A consultoria Demetrica afirmou que o pacote de US$ 12 bilhões anunciado pelo governo Trump atende a uma necessidade imediata dos produtores, mas não resolve os desequilíbrios que pressionam a agricultura norte-americana ao longo de 2025. A medida parece menos uma política proativa e mais uma tentativa de estabilizar uma situação que vem se formando ao longo do ano. O pacote chega em um momento em que muitos produtores enfrentam dificuldades financeiras após a queda abrupta das exportações de soja para a China e o aumento dos custos de produção. O alívio imediato não substitui a necessidade de previsibilidade. A grande questão não é se a assistência financeira é necessária agora. Muitos agricultores realmente precisam de apoio agora, especialmente depois que oportunidades de exportação desapareceram. A grande questão é: qual é o plano de longo prazo? Onde estão os sinais de mercado consistentes e duráveis (domésticos e internacionais) que orientam investimento, decisões de plantio e expansão da indústria? Enquanto os Estados Unidos anunciaram um acordo de swap cambial de US$ 20 bilhões para auxiliar a Argentina, esse país ampliou os embarques de soja para a China. A China ajustou sua origem de soja. Os volumes sul-americanos sobem.
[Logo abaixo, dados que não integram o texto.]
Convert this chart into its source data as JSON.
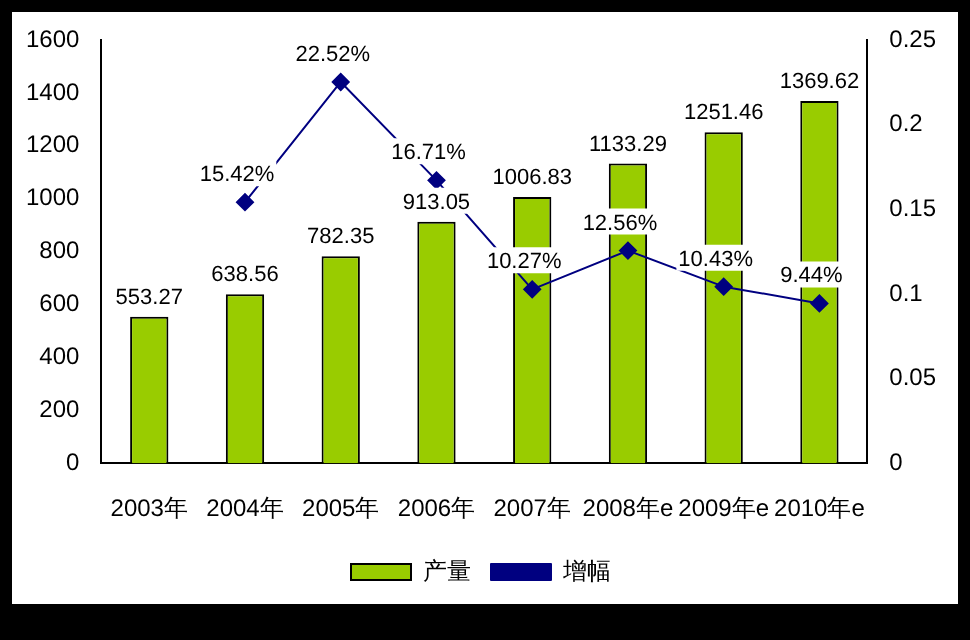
{
  "chart_data": {
    "type": "bar",
    "categories": [
      "2003年",
      "2004年",
      "2005年",
      "2006年",
      "2007年",
      "2008年e",
      "2009年e",
      "2010年e"
    ],
    "series": [
      {
        "name": "产量",
        "color": "#99cc00",
        "values": [
          553.27,
          638.56,
          782.35,
          913.05,
          1006.83,
          1133.29,
          1251.46,
          1369.62
        ],
        "value_labels": [
          "553.27",
          "638.56",
          "782.35",
          "913.05",
          "1006.83",
          "1133.29",
          "1251.46",
          "1369.62"
        ]
      },
      {
        "name": "增幅",
        "type": "line",
        "axis": "y2",
        "color": "#000080",
        "values": [
          null,
          0.1542,
          0.2252,
          0.1671,
          0.1027,
          0.1256,
          0.1043,
          0.0944
        ],
        "value_labels": [
          null,
          "15.42%",
          "22.52%",
          "16.71%",
          "10.27%",
          "12.56%",
          "10.43%",
          "9.44%"
        ]
      }
    ],
    "ylim": [
      0,
      1600
    ],
    "yticks": [
      0,
      200,
      400,
      600,
      800,
      1000,
      1200,
      1400,
      1600
    ],
    "y2lim": [
      0,
      0.25
    ],
    "y2ticks": [
      0,
      0.05,
      0.1,
      0.15,
      0.2,
      0.25
    ],
    "grid": false,
    "legend": "bottom",
    "marker": "diamond",
    "line_style": "solid"
  }
}
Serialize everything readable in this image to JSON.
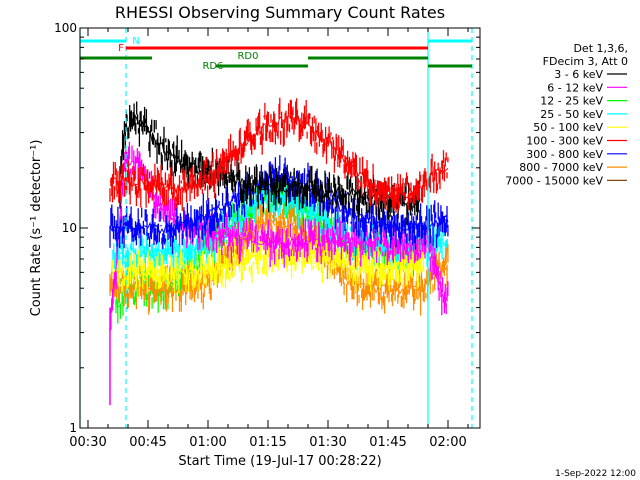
{
  "chart_data": {
    "type": "line",
    "title": "RHESSI Observing Summary Count Rates",
    "xlabel": "Start Time (19-Jul-17 00:28:22)",
    "ylabel": "Count Rate (s⁻¹ detector⁻¹)",
    "y_scale": "log",
    "ylim": [
      1,
      100
    ],
    "xlim_minutes": [
      28,
      128
    ],
    "x_ticks": [
      "00:30",
      "00:45",
      "01:00",
      "01:15",
      "01:30",
      "01:45",
      "02:00"
    ],
    "y_ticks": [
      "1",
      "10",
      "100"
    ],
    "legend_header": [
      "Det 1,3,6,",
      "FDecim 3, Att 0"
    ],
    "legend_placement": "right",
    "series": [
      {
        "name": "3 - 6 keV",
        "color": "#000000",
        "x": [
          38,
          39,
          42,
          46,
          50,
          55,
          62,
          68,
          73,
          78,
          84,
          90,
          96,
          102,
          108,
          113
        ],
        "values": [
          17,
          31,
          35,
          29,
          24,
          20,
          19,
          17,
          16,
          16,
          16,
          15,
          15,
          14,
          14,
          13.5
        ]
      },
      {
        "name": "6 - 12 keV",
        "color": "#ff00ff",
        "x": [
          35.5,
          37,
          39,
          41,
          44,
          47,
          50,
          55,
          60,
          65,
          70,
          75,
          80,
          85,
          90,
          95,
          100,
          105,
          110,
          115,
          118,
          120
        ],
        "values": [
          3.5,
          6,
          20,
          22,
          19,
          14,
          11.5,
          10,
          9.5,
          9,
          9,
          8.5,
          8.5,
          8.5,
          8.5,
          8.5,
          8.5,
          8.5,
          8.5,
          8.5,
          5,
          4.5
        ]
      },
      {
        "name": "12 - 25 keV",
        "color": "#00ff00",
        "x": [
          37,
          40,
          45,
          50,
          55,
          60,
          65,
          70,
          75,
          80,
          85,
          90,
          95,
          100,
          105,
          110,
          113
        ],
        "values": [
          4,
          5,
          5,
          5,
          6,
          8,
          10,
          12,
          14.5,
          14,
          12,
          10,
          8.5,
          8,
          7.5,
          7.5,
          7.5
        ]
      },
      {
        "name": "25 - 50 keV",
        "color": "#00ffff",
        "x": [
          36,
          40,
          45,
          50,
          55,
          60,
          65,
          70,
          75,
          80,
          85,
          90,
          95,
          100,
          105,
          110,
          114,
          117,
          120
        ],
        "values": [
          7,
          7.5,
          7.5,
          7.5,
          7.5,
          8.5,
          10,
          12,
          14,
          14,
          12,
          10,
          9,
          8.5,
          8,
          8,
          8,
          8.5,
          8.5
        ]
      },
      {
        "name": "50 - 100 keV",
        "color": "#ffff00",
        "x": [
          36,
          45,
          55,
          65,
          70,
          75,
          80,
          85,
          90,
          95,
          100,
          105,
          110,
          114
        ],
        "values": [
          6,
          6,
          6,
          6.5,
          7,
          7.5,
          7.5,
          7.5,
          7,
          6.5,
          6.5,
          6.5,
          6.5,
          6.5
        ]
      },
      {
        "name": "100 - 300 keV",
        "color": "#ff0000",
        "x": [
          35.5,
          40,
          45,
          50,
          55,
          60,
          65,
          70,
          75,
          80,
          85,
          90,
          95,
          100,
          105,
          110,
          113,
          116,
          120
        ],
        "values": [
          17,
          17,
          17,
          16,
          16,
          18,
          22,
          28,
          33,
          35,
          33,
          27,
          21,
          17,
          15,
          15,
          16,
          18,
          21
        ]
      },
      {
        "name": "300 - 800 keV",
        "color": "#0000ff",
        "x": [
          35.5,
          40,
          45,
          50,
          55,
          60,
          65,
          70,
          75,
          80,
          85,
          90,
          95,
          100,
          105,
          110,
          113,
          116,
          120
        ],
        "values": [
          10,
          10,
          10,
          10,
          10.5,
          11.5,
          13,
          15.5,
          17.5,
          18,
          16,
          14,
          12,
          11,
          10.5,
          10,
          10,
          10.5,
          11
        ]
      },
      {
        "name": "800 - 7000 keV",
        "color": "#ff8c00",
        "x": [
          35.5,
          40,
          45,
          50,
          55,
          60,
          65,
          70,
          75,
          80,
          85,
          90,
          95,
          100,
          105,
          110,
          114,
          117,
          120
        ],
        "values": [
          5,
          5,
          5,
          5,
          5,
          5.5,
          7,
          9,
          11,
          10.5,
          9,
          7,
          5.5,
          5,
          5,
          5,
          5,
          6,
          6.5
        ]
      },
      {
        "name": "7000 - 15000 keV",
        "color": "#8b4513",
        "x": [],
        "values": []
      }
    ],
    "flag_bars": [
      {
        "label": "N",
        "label_color": "#00ffff",
        "color": "#00ffff",
        "segments": [
          [
            28,
            39.5
          ],
          [
            115,
            126
          ]
        ]
      },
      {
        "label": "F",
        "label_color": "#ff0000",
        "color": "#ff0000",
        "segments": [
          [
            39.5,
            115
          ]
        ]
      },
      {
        "label": "RD0",
        "label_color": "#008000",
        "color": "#008000",
        "segments": [
          [
            28,
            46
          ],
          [
            85,
            115
          ]
        ]
      },
      {
        "label": "RD6",
        "label_color": "#008000",
        "color": "#008000",
        "segments": [
          [
            62,
            85
          ],
          [
            115,
            126
          ]
        ]
      }
    ],
    "vertical_markers": [
      {
        "x": 39.5,
        "style": "dashed",
        "color": "#00ffff"
      },
      {
        "x": 115,
        "style": "solid",
        "color": "#00ffff"
      },
      {
        "x": 126,
        "style": "dashed",
        "color": "#00ffff"
      },
      {
        "x": 28,
        "style": "solid",
        "color": "#00ffff"
      }
    ]
  },
  "footer_date": "1-Sep-2022 12:00"
}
Os agricultores dos Estados Unidos ficam com grãos não vendidos. A indústria doméstica de esmagamento hesita em expandir porque regulações-chave de biocombustíveis ainda permanecem sem solução. E agora o setor é convidado a enxergar um apoio de US$ 12 bilhões como clareza suficiente para o próximo ano. O ano foi marcado por decisões tomadas para responder a cada nova tensão do mercado, e não por uma estratégia clara de longo prazo. O gesto do governo norte-americano pode ser comparado ao conceito romano de panem et circenses ("pão e circo"), usado para descrever medidas de curto prazo destinadas a conter frustrações sem resolver causas estruturais. Conforto de curto prazo projetado para aliviar a frustração imediata sem abordar os desafios estruturais mais profundos. A agricultura dos Estados Unidos precisa de estabilidade regulatória e de políticas que permitam planejamento. A agricultura norte-americana não precisa de ‘teatralidade’, mas de previsibilidade, parcerias fortes e estruturas de política que não mudem a cada ‘manchete’. Sem uma estratégia clara e de longo prazo, medidas emergenciais tendem a se repetir sem resolver os problemas que afetam a competitividade e a renda dos produtores. Fonte: Broadcast Agro. Adaptado por Cogo Inteligência em Agronegócio.